Hi Jim, You are right, this person should have been told the sofas in the first class lounge are not for sleeping on, do that in your living room. But had an employee said that, even tactfully, & believe me I know some Amtrak employees aren’t tactful, the sleeping passenger would have made all sorts of threats & problems for the worker, so the worker said to himself, “just let sleeping dogs lie”. Believe me Jim, during my tenure at Amtrak, I’ve taken that advice myself many times…
No question about it: that’s a sleeping dog, if I’ve ever seen one! TWO, in fact! I’ll bet the female is particularly vicious.
Its true Jim, the reaction usually is people blaming Amtrak for issues that are being caused by fellow travelers. Anything said to this man most likely would result in a confrontation, some type of verbal attack on the employee, and a very uncomfortable atmosphere. (Not to mention people like me that admit some situations at work really can ruin my day).
Yes, I’m anxious to see that new Metropolitan Lounge in Chicago, but I think you made a point (in addition to the inconsiderate traveler)about the new lounge that’s on two levels losing some coziness of the old lounge. At least that indeed was my first thought when I read while back that it was on two levels and I saw some photos. From the description and from the photos I got the impression that the lounge looked a bit sterile.
Again, to be fair, I haven’t been there yet. And, believe me, I’m ANYTHING but an interior decorator and architect. Other things being equal, it seems to be a high ceiling can lack the warmth of an eight or ten foot ceiling (that I think the old lounge had).

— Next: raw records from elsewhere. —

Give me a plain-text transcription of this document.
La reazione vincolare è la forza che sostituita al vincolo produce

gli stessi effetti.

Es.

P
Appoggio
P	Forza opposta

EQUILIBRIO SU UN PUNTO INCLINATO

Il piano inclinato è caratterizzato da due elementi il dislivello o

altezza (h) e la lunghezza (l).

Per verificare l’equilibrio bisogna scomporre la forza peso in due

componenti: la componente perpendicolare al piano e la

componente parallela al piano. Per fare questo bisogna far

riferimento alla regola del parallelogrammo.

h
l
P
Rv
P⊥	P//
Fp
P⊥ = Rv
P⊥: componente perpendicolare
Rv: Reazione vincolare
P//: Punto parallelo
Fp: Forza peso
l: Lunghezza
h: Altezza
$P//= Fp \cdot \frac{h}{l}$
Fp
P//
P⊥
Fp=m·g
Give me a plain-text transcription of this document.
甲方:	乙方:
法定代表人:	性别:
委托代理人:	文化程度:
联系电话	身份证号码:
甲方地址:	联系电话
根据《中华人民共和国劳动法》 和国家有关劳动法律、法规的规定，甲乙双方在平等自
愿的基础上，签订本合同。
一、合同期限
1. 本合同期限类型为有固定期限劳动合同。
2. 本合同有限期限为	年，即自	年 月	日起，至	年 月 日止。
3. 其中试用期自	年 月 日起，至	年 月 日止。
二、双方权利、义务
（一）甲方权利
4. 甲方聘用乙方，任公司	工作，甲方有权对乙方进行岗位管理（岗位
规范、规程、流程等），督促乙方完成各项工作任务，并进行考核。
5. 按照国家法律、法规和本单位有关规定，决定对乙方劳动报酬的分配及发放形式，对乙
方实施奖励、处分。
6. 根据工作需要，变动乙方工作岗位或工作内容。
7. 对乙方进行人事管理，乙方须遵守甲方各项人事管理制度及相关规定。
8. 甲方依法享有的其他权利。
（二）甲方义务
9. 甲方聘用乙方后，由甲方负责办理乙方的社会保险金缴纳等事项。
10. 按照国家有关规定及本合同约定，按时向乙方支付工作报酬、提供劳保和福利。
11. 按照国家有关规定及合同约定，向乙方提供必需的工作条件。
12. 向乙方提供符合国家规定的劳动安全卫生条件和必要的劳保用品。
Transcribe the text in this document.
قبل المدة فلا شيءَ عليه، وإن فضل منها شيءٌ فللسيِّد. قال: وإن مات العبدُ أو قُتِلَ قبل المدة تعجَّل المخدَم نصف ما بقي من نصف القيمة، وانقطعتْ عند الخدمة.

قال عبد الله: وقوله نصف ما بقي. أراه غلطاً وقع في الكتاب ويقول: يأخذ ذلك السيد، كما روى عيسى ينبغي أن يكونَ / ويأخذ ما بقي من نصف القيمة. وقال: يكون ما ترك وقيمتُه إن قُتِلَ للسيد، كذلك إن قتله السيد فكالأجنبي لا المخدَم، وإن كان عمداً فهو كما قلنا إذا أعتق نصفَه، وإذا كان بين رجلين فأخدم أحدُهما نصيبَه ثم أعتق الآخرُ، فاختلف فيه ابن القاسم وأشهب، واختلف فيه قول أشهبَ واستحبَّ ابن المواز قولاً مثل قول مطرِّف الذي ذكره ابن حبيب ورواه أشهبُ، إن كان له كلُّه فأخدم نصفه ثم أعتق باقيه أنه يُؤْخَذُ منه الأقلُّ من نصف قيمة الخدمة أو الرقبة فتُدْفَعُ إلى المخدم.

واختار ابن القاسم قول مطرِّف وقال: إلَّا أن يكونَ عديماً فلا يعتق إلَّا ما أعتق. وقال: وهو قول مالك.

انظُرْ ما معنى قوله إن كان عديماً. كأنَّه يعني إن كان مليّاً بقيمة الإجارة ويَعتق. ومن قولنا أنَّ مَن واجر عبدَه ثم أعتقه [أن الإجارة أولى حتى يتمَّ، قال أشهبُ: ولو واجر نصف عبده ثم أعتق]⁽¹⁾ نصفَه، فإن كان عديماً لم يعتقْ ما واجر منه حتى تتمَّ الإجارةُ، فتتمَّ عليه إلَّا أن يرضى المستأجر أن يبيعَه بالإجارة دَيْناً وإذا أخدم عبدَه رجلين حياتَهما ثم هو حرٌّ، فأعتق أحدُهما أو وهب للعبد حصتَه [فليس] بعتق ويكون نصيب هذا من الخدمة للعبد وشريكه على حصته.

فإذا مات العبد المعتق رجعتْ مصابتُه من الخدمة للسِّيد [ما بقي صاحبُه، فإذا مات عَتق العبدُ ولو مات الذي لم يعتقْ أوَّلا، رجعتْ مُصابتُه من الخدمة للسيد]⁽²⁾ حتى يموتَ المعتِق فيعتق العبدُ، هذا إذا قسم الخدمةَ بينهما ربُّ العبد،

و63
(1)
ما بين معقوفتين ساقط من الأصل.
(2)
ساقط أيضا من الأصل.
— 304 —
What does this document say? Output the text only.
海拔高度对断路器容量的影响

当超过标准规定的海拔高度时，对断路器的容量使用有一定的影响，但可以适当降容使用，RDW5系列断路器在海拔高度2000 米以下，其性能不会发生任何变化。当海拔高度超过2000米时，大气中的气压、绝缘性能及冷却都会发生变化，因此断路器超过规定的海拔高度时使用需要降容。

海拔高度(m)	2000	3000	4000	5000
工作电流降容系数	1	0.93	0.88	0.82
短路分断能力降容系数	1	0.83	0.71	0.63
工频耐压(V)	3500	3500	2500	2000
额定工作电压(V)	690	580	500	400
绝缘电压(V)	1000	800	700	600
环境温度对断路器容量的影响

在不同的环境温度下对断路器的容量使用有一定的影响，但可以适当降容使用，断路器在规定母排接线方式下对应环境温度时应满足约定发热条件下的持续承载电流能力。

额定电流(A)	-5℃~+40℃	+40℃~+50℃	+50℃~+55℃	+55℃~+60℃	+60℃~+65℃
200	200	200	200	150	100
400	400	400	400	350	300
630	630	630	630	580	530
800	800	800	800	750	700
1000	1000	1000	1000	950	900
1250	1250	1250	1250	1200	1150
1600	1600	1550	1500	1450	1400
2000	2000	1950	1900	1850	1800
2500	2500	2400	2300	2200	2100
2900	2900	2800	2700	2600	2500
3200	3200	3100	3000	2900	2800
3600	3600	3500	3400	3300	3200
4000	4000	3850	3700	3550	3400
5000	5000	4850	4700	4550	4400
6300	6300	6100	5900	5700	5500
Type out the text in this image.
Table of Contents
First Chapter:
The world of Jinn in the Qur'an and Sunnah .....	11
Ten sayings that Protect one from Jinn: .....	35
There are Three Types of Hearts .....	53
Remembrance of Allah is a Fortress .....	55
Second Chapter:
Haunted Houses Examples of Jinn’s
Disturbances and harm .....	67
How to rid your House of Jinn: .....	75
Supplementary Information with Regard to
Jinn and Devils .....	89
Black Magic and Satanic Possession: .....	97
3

Oh – do you recall if there was anything like a business center in the lounge – computer stations where one could check email or surf the web? I still don’t carry a computer around with me, and still use a flip phone.
There is indeed a business center. It has six or eight positions, although I can’t remember exactly how many. There are also plenty of electrical outlets all around each of the rooms.